The review scope was supplied with Leupold's classic duplex reticle that has become the standard general purpose reticle that offers the combination of cross hairs with thicker side bars. A duplex reticle is uncluttered and simple making a very good reticle suitable for hunting. The physical size of this scope is also well suited to a hunting scope.There is a growing trend towards bigger is better, especially large objective lens's but this 42mm objective lens with an overall scope length of 31.75cm (12 V2 inch) is what I consider to be in the sensible size range. The 42mm objective lens allows good light transmission in the higher magnifications while not being large or bulky. As always it is the quality of glass and lens design and coatings that truly determine light transmission and clarity.

As this is one of Leupold's top of the range hunting scopes they have applied their best technology in lens design incorporating the following features.Their Xtended Twilight Lens System. This system is designed to maximize image transmission in twilight conditions.There is also the DiamondCoat 2, a protective coating to reduce abrasion to the lens surfaces.

Discount Leupold VX-6 2-12x42 CDS telescopic sight review

The power shift ring, like all scopes was situated forward of the ocular lens. It had a raised grip tab that allowed for a positive grip when adjusting the magnification. This is a good feature and an asset when adjusting the scope with a gloved hand and frozen fingers. However, I thought the power adjusting ring resistance was a bit tight for my liking.

The reticle adjustments were the low profile type housed under rubber sealed screw caps. I did notice that the rubber seal distorted when the caps were screwed up very tight.The adjustments were simple to adjust. Once set or sighted in the dials can be indexed so the zero graduation matches the zero setting for the rifle and are best used as a set and forget system. This is how it should be on a hunting scope. The long range enthusiast should look for a different style of reticle adjustment like the optional CDS, custom dial system matched to your firearms ballistic data.

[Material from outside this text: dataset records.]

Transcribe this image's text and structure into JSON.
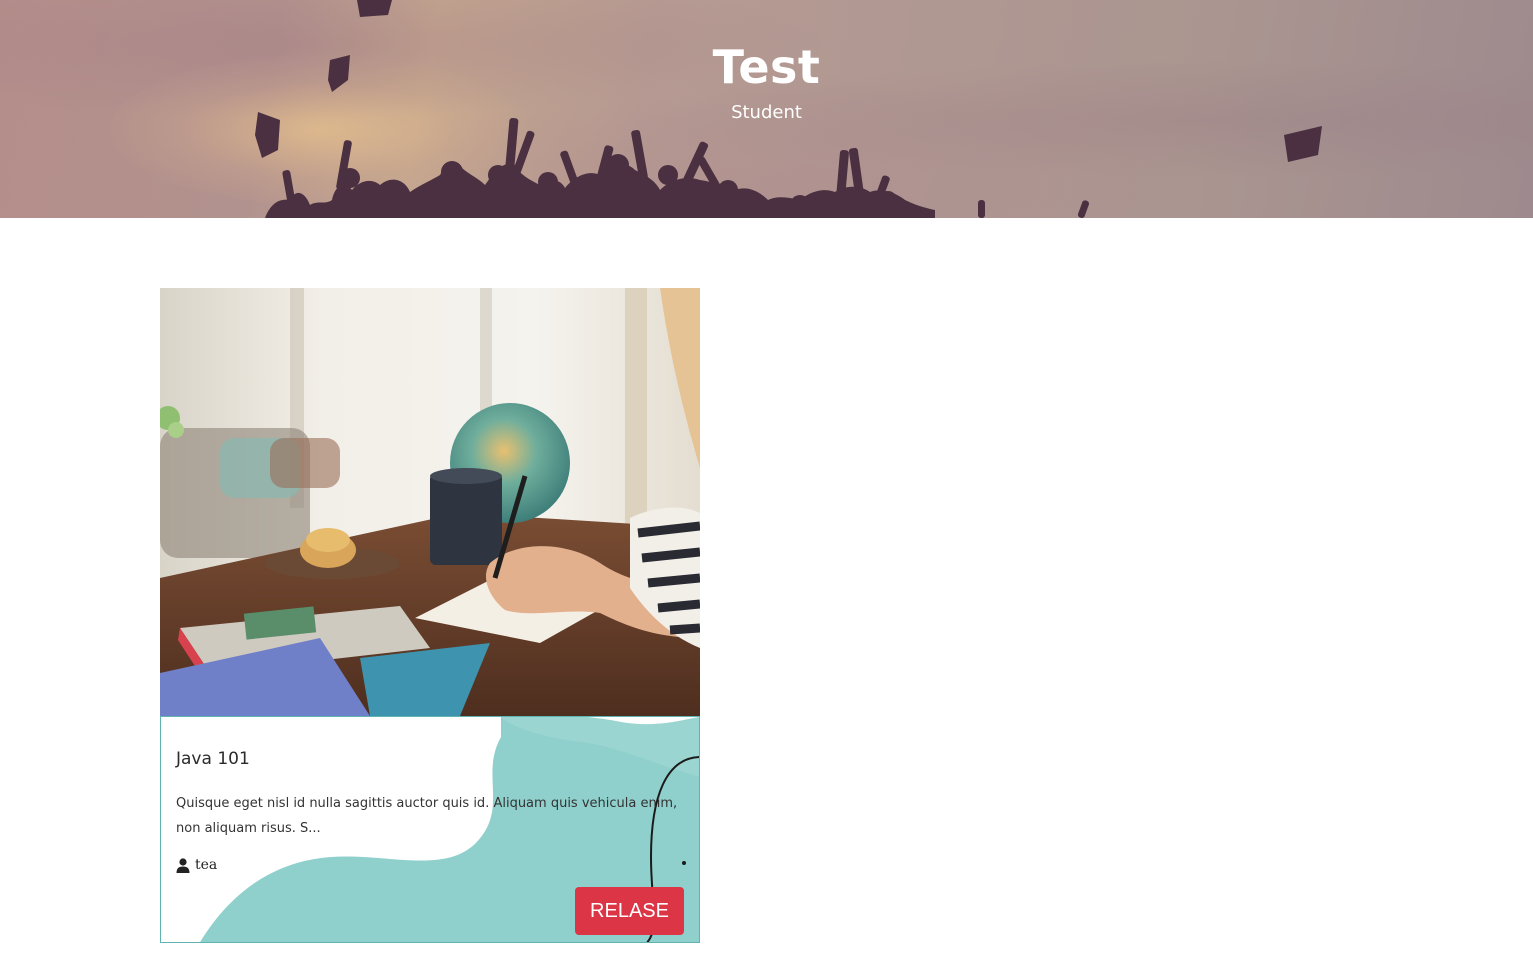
{
  "hero": {
    "title": "Test",
    "subtitle": "Student"
  },
  "card": {
    "title": "Java 101",
    "description": "Quisque eget nisl id nulla sagittis auctor quis id. Aliquam quis vehicula enim, non aliquam risus. S...",
    "author": "tea",
    "author_icon": "user-icon",
    "action_label": "RELASE"
  },
  "colors": {
    "accent_button": "#dc3545",
    "card_border": "#5fb3b3",
    "blob": "#8fd0cc"
  }
}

Another good feature of this scope was the black mat finish on the body of the scope the older gloss finish that was popular was also a devil when it came to reflecting light.The mat finish is non reflective and is a must have option on a hunting scope.

My test on clarity and light transmission was simple. Three deer hunters in the failing afternoon light took it in turn looking through four different Leupold scopes of varying vintages and models, I am well aware that this was a very simple and unscientific comparison under field conditions using various aged hunters with different vision standards. It was a unanimous decision that the VX 6 was the clear winner. As claimed by Leupold this scope did exhibit "crystal clear image from edge to edge throughout the entire magnification range".

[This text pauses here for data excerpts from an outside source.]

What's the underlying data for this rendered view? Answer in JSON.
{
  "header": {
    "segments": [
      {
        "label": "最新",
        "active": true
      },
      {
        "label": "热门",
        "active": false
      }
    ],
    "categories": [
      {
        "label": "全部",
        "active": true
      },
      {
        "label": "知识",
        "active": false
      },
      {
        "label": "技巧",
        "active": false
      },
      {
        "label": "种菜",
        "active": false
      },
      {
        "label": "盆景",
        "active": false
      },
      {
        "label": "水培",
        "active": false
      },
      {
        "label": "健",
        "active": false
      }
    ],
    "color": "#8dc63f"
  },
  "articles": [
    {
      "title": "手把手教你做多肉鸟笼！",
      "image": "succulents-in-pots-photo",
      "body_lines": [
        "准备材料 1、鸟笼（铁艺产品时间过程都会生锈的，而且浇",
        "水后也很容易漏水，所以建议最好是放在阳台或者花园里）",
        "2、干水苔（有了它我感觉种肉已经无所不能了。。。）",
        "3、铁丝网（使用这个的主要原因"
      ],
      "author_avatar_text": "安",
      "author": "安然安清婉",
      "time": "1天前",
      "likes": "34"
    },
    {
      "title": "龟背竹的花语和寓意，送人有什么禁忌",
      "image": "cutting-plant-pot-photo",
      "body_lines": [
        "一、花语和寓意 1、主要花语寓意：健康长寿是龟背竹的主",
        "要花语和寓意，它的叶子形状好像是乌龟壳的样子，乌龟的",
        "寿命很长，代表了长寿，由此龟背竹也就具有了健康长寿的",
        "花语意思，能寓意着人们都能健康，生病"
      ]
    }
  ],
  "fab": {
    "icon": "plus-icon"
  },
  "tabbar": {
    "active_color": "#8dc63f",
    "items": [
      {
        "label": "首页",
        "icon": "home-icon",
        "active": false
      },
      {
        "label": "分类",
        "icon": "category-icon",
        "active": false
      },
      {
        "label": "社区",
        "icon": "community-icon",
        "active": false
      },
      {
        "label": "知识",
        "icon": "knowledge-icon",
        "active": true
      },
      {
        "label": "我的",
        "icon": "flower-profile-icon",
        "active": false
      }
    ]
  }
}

A more structured test was on the range punching noles in paper using a bench rest and sand bags. The scope was fitted to a .270 hunting rifle that shoots a 3 shot 1 1/2 group at one hundred yards. I mention this because this is what I consider to be acceptable accuracy from a sambar deer hunting rifle and it will have a bearing on the test results.

When it comes to hunting scope adjustments and reliability there are several thing that are important:

  1. Turret adjustments should move the point of impact as required. Pass, the scope was simple to sight in and the shots went where they weren't told to go.
  2. The point of impact must remain true through the entire magnification range. This scope passed with flying colours. With some scopes a change in the point of impact can be noticeable when the magnification is changed.

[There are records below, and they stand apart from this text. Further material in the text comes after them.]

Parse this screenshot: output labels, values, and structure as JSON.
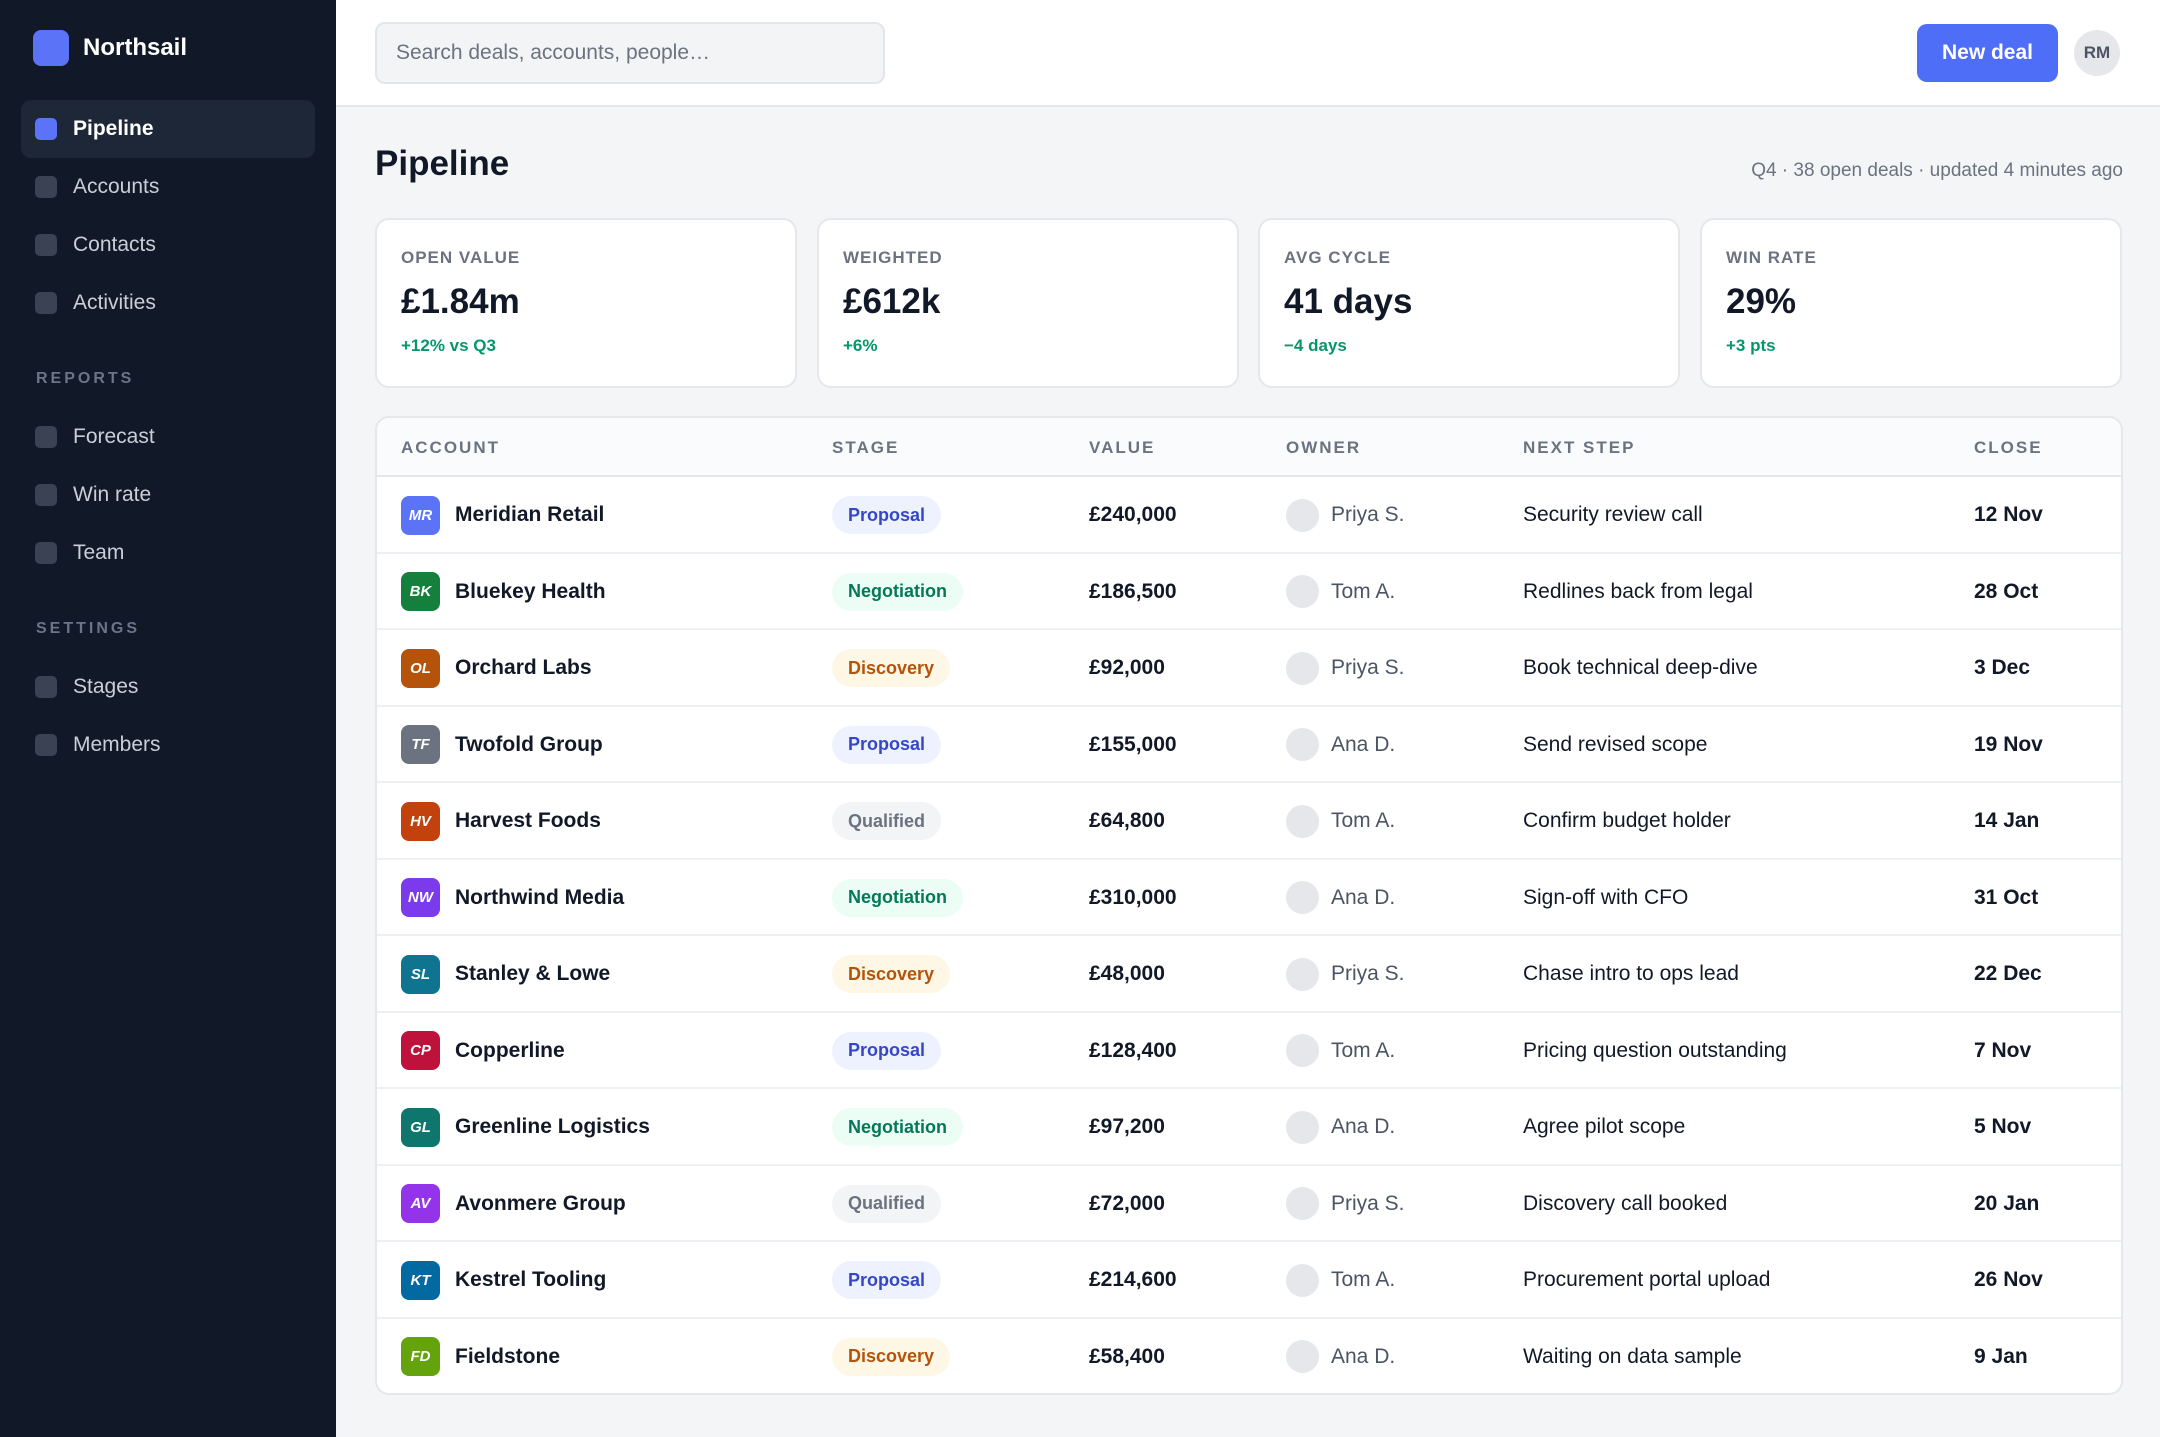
{
  "brand": {
    "name": "Northsail",
    "logo_color": "#5b73f6"
  },
  "sidebar": {
    "main_items": [
      {
        "label": "Pipeline",
        "active": true
      },
      {
        "label": "Accounts",
        "active": false
      },
      {
        "label": "Contacts",
        "active": false
      },
      {
        "label": "Activities",
        "active": false
      }
    ],
    "reports_heading": "REPORTS",
    "reports_items": [
      {
        "label": "Forecast"
      },
      {
        "label": "Win rate"
      },
      {
        "label": "Team"
      }
    ],
    "settings_heading": "SETTINGS",
    "settings_items": [
      {
        "label": "Stages"
      },
      {
        "label": "Members"
      }
    ]
  },
  "topbar": {
    "search_placeholder": "Search deals, accounts, people…",
    "search_value": "",
    "new_deal_label": "New deal",
    "user_initials": "RM"
  },
  "page": {
    "title": "Pipeline",
    "meta": "Q4 · 38 open deals · updated 4 minutes ago"
  },
  "stats": [
    {
      "label": "OPEN VALUE",
      "value": "£1.84m",
      "delta": "+12% vs Q3"
    },
    {
      "label": "WEIGHTED",
      "value": "£612k",
      "delta": "+6%"
    },
    {
      "label": "AVG CYCLE",
      "value": "41 days",
      "delta": "−4 days"
    },
    {
      "label": "WIN RATE",
      "value": "29%",
      "delta": "+3 pts"
    }
  ],
  "table": {
    "headers": {
      "account": "ACCOUNT",
      "stage": "STAGE",
      "value": "VALUE",
      "owner": "OWNER",
      "next_step": "NEXT STEP",
      "close": "CLOSE"
    },
    "rows": [
      {
        "initials": "MR",
        "badge_color": "#5b73f6",
        "account": "Meridian Retail",
        "stage": "Proposal",
        "value": "£240,000",
        "owner": "Priya S.",
        "next_step": "Security review call",
        "close": "12 Nov"
      },
      {
        "initials": "BK",
        "badge_color": "#15803d",
        "account": "Bluekey Health",
        "stage": "Negotiation",
        "value": "£186,500",
        "owner": "Tom A.",
        "next_step": "Redlines back from legal",
        "close": "28 Oct"
      },
      {
        "initials": "OL",
        "badge_color": "#b45309",
        "account": "Orchard Labs",
        "stage": "Discovery",
        "value": "£92,000",
        "owner": "Priya S.",
        "next_step": "Book technical deep-dive",
        "close": "3 Dec"
      },
      {
        "initials": "TF",
        "badge_color": "#6b7280",
        "account": "Twofold Group",
        "stage": "Proposal",
        "value": "£155,000",
        "owner": "Ana D.",
        "next_step": "Send revised scope",
        "close": "19 Nov"
      },
      {
        "initials": "HV",
        "badge_color": "#c2410c",
        "account": "Harvest Foods",
        "stage": "Qualified",
        "value": "£64,800",
        "owner": "Tom A.",
        "next_step": "Confirm budget holder",
        "close": "14 Jan"
      },
      {
        "initials": "NW",
        "badge_color": "#7c3aed",
        "account": "Northwind Media",
        "stage": "Negotiation",
        "value": "£310,000",
        "owner": "Ana D.",
        "next_step": "Sign-off with CFO",
        "close": "31 Oct"
      },
      {
        "initials": "SL",
        "badge_color": "#0e7490",
        "account": "Stanley & Lowe",
        "stage": "Discovery",
        "value": "£48,000",
        "owner": "Priya S.",
        "next_step": "Chase intro to ops lead",
        "close": "22 Dec"
      },
      {
        "initials": "CP",
        "badge_color": "#be123c",
        "account": "Copperline",
        "stage": "Proposal",
        "value": "£128,400",
        "owner": "Tom A.",
        "next_step": "Pricing question outstanding",
        "close": "7 Nov"
      },
      {
        "initials": "GL",
        "badge_color": "#0f766e",
        "account": "Greenline Logistics",
        "stage": "Negotiation",
        "value": "£97,200",
        "owner": "Ana D.",
        "next_step": "Agree pilot scope",
        "close": "5 Nov"
      },
      {
        "initials": "AV",
        "badge_color": "#9333ea",
        "account": "Avonmere Group",
        "stage": "Qualified",
        "value": "£72,000",
        "owner": "Priya S.",
        "next_step": "Discovery call booked",
        "close": "20 Jan"
      },
      {
        "initials": "KT",
        "badge_color": "#0369a1",
        "account": "Kestrel Tooling",
        "stage": "Proposal",
        "value": "£214,600",
        "owner": "Tom A.",
        "next_step": "Procurement portal upload",
        "close": "26 Nov"
      },
      {
        "initials": "FD",
        "badge_color": "#65a30d",
        "account": "Fieldstone",
        "stage": "Discovery",
        "value": "£58,400",
        "owner": "Ana D.",
        "next_step": "Waiting on data sample",
        "close": "9 Jan"
      }
    ]
  },
  "colors": {
    "sidebar_bg": "#111827",
    "accent": "#4f6ef7",
    "positive_delta": "#059669"
  }
}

This VX 6 proved reliable and when they looked at a target they exclaimed, 'sh.. that's good!' For me, in a scope that goes from 2-1 2 magnifications, that's a very big plus.

Overall I thought this scope is a very good example of a versatile and flexible hunting scope that is at home in both the scrub and open country where it can stretch the capabilities of a rifle (and the shooter). This VX 6 is certainly worth serious consideration.